La mort ouvre des possibles du côté des lectures comme celui des écritures. Le
livre d’hommage n’est plus conçu comme un tombeau fermé et humide, qui attire
la pluie et les pleurs, le rite et le deuil. Le livre ne provient pas tant
« de » lectures ou d’amours qu’il va « vers », ou
« à ». Son objet, ici, est un mouvement, celui de la vie : la
destination. Dans « destination » il y a « destin », certes ;
tragédie et fermeture : « Un destin ? Si peu. J’avance face à
toi. J’attends, de retour au jardin, que le vent m’emporte au massif. J’ai
détruit le lierre qui t’a détruit. Tueuse je suis devenue pour que m’emporte un
vent sans racine ». On y trouve aussi l’élan d’un mouvement, le sens d’une
échappée, le désir de poursuivre une aventure qui n’aura pas pris fin avec la
mort de l’aimé. La narratrice n’est jamais au-delà, n’a jamais rien dépassé, ni
fait le deuil de personne. Et pourtant cette prose avance dans l’ignorance, et construit,
consolide la traversée : « : je ne sais rien je vais vers ».
Elle pose des jalons dans la langue, au fil des pages, qui, feuille après
feuille, constellent un « chaosmos » fait d’ordre et de démesure,
d’équilibre et d’excès, de volonté et d’attentes toujours incarnées en actes.
Ces options s’inscrivent à même le livre, sur lequel se disposent des blocs de
prose, des vers qui dévient ou s’articulent, se rencontrent et se fuient.

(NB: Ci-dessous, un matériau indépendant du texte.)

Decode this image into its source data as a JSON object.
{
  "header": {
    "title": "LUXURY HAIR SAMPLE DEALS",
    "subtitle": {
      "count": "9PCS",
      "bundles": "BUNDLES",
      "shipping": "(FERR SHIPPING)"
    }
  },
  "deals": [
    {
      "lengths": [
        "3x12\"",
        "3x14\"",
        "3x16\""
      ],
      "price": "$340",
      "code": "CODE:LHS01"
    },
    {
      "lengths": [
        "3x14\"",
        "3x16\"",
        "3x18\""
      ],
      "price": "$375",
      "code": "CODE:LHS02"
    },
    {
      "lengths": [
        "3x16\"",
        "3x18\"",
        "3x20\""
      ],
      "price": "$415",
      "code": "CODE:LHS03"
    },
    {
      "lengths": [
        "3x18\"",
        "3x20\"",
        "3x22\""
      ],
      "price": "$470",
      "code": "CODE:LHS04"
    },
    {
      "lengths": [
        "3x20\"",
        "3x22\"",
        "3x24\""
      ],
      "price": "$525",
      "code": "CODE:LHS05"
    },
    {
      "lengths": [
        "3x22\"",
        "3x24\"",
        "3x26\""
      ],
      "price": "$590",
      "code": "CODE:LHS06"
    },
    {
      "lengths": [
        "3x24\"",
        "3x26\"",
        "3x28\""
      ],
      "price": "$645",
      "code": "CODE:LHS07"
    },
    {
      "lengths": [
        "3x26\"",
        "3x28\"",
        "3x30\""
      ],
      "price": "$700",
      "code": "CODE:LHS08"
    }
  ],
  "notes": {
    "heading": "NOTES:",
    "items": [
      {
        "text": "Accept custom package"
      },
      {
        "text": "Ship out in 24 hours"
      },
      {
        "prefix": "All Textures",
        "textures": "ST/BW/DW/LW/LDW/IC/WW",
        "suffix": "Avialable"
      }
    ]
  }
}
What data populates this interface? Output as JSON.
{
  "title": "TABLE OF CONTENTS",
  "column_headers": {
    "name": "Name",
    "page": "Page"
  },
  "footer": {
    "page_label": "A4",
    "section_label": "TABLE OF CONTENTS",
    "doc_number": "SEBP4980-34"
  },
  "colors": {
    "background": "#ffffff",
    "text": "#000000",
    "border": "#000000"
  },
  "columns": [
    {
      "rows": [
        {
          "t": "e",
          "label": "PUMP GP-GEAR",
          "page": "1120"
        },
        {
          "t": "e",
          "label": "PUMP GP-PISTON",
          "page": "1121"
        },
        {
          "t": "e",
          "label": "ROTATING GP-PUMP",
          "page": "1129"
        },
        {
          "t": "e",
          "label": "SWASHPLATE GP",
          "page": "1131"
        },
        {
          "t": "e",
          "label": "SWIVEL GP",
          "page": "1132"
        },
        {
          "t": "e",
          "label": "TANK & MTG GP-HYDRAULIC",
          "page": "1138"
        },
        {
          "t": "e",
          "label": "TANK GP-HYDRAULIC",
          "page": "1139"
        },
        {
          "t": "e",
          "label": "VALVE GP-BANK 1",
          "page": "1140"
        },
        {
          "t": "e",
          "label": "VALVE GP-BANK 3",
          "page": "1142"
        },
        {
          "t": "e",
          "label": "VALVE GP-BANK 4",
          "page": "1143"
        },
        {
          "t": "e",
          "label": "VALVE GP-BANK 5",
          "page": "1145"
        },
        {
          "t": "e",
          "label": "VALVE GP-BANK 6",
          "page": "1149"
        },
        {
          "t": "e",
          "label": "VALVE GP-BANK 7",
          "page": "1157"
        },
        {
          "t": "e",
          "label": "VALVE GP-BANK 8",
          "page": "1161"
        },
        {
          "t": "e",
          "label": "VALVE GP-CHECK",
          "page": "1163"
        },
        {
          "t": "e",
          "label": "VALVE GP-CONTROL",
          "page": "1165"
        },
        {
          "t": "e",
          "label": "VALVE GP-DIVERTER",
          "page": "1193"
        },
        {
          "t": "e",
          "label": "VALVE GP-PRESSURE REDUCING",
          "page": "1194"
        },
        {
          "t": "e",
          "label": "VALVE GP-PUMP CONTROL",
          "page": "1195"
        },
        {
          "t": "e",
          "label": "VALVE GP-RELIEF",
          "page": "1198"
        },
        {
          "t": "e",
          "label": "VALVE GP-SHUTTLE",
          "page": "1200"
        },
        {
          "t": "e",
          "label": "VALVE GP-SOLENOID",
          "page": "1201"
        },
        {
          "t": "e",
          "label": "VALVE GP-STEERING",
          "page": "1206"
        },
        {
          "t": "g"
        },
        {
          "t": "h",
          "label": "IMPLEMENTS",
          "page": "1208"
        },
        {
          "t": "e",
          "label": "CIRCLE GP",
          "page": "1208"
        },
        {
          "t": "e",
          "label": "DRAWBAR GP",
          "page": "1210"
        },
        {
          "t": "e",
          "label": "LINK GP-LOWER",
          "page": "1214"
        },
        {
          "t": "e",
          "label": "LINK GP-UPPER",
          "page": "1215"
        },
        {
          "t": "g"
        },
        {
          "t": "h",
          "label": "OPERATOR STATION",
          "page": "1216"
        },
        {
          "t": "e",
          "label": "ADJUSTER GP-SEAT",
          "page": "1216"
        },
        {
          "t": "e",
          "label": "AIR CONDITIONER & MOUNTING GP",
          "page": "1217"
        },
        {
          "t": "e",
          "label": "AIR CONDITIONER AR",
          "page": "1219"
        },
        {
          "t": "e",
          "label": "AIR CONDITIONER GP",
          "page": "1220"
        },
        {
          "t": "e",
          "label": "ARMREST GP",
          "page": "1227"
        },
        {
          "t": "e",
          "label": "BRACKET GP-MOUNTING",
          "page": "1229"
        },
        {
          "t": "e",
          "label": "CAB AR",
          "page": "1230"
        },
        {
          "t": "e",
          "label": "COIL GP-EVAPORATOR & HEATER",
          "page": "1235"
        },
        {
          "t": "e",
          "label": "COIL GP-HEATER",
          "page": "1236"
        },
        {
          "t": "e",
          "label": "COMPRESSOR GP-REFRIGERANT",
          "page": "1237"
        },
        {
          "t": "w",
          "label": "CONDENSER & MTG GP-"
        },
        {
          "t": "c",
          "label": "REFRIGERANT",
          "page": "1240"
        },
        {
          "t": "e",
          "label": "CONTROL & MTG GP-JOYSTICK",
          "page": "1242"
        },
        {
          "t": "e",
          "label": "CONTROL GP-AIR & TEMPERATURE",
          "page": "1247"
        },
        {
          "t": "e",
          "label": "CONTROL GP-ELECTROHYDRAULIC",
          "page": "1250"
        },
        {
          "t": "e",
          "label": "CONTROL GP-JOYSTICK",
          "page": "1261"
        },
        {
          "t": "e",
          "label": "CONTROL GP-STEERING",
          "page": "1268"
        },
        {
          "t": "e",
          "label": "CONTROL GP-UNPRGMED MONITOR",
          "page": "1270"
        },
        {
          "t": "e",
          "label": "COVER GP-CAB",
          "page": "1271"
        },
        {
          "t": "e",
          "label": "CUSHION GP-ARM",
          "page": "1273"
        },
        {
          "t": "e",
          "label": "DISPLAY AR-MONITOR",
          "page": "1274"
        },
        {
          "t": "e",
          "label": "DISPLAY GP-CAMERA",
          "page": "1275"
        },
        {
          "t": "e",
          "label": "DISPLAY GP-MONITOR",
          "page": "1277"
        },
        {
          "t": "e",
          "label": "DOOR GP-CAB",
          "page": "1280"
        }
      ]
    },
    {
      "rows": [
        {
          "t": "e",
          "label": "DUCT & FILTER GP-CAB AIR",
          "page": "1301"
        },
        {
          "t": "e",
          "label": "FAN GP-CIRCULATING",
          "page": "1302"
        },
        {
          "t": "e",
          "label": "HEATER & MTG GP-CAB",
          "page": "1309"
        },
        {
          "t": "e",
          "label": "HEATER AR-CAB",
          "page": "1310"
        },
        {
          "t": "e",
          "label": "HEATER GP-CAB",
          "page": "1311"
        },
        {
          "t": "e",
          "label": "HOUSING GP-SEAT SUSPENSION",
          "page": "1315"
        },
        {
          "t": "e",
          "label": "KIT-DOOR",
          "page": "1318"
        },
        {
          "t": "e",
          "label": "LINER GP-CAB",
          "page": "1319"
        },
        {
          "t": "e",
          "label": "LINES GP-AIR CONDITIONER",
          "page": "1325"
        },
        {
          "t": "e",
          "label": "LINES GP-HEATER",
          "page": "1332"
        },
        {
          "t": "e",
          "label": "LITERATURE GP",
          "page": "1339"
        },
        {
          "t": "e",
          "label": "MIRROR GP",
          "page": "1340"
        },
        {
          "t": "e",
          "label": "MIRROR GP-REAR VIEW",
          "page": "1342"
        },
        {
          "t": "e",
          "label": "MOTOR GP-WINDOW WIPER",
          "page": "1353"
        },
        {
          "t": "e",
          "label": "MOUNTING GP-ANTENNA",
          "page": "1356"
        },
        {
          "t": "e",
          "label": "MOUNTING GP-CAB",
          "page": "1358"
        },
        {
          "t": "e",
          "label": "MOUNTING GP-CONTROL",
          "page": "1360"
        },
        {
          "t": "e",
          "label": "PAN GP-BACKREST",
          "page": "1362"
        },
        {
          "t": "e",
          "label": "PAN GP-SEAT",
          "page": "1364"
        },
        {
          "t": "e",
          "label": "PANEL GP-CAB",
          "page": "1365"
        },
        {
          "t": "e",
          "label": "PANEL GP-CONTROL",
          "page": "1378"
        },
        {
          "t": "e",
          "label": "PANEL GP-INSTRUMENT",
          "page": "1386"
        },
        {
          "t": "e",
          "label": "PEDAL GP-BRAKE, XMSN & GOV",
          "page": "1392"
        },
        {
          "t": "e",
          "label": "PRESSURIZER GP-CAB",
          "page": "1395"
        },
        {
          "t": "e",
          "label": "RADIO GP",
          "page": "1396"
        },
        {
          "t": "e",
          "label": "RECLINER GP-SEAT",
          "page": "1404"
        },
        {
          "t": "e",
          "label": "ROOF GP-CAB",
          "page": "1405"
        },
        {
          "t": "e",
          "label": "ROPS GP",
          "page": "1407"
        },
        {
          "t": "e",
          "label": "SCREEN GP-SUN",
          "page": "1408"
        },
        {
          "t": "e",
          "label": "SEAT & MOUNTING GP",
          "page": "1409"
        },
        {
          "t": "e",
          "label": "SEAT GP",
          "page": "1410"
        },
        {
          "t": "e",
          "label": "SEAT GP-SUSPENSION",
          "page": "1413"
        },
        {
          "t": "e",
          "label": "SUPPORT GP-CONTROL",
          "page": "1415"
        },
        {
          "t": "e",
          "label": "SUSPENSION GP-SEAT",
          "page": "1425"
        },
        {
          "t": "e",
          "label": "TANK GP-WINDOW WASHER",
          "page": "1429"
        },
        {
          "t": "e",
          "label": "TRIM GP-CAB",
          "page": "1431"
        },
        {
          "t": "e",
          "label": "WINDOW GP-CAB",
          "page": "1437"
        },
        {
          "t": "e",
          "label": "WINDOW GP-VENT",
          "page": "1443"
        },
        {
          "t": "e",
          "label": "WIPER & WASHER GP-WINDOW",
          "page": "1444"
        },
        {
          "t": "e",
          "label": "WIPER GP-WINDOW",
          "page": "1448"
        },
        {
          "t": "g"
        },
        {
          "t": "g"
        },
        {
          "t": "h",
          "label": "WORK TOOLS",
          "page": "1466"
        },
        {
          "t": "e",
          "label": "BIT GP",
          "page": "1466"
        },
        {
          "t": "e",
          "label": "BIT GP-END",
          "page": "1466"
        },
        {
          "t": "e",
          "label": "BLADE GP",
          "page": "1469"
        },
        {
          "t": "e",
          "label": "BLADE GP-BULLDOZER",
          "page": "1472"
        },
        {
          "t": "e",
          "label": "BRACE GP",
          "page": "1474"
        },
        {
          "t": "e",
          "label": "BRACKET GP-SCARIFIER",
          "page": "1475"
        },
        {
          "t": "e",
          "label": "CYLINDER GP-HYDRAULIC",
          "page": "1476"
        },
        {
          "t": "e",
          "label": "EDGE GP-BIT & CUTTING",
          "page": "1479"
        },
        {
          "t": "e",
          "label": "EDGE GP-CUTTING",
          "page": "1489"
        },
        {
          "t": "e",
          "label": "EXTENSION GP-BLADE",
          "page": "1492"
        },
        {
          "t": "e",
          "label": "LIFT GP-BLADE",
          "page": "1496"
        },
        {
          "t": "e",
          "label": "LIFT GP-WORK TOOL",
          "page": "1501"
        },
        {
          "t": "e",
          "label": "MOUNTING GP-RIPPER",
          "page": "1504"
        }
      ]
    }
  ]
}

Chaque page vit la langue : elle
l’accueille et la dispose, la découpe et la monte. Les yeux du lecteur voyagent,
saisissent des signes dans les sens, des sens dans les phrases, des phrasés
dans les obliques, des pauses et des accélérations, des arrêts et des pleins.
On lit avec sa bouche et ses yeux, on oralise ce qui ne passe pas, on répète la
sidération. Bouche à bouche, bouche contre bouche. Ainsi, cet éclat qui brise
toutes les représentations, stupéfiant la lecture et accélérant les battements
du cœur : « Nous ne sommes si totalement ignorants qu’en écrivant.
C’est pour ça qu’il nous faut penser ardemment et cette ardeur écrit. La
stupeur suit. C’est la phrase sidérée sur la page. Noyée, immobile, ferme.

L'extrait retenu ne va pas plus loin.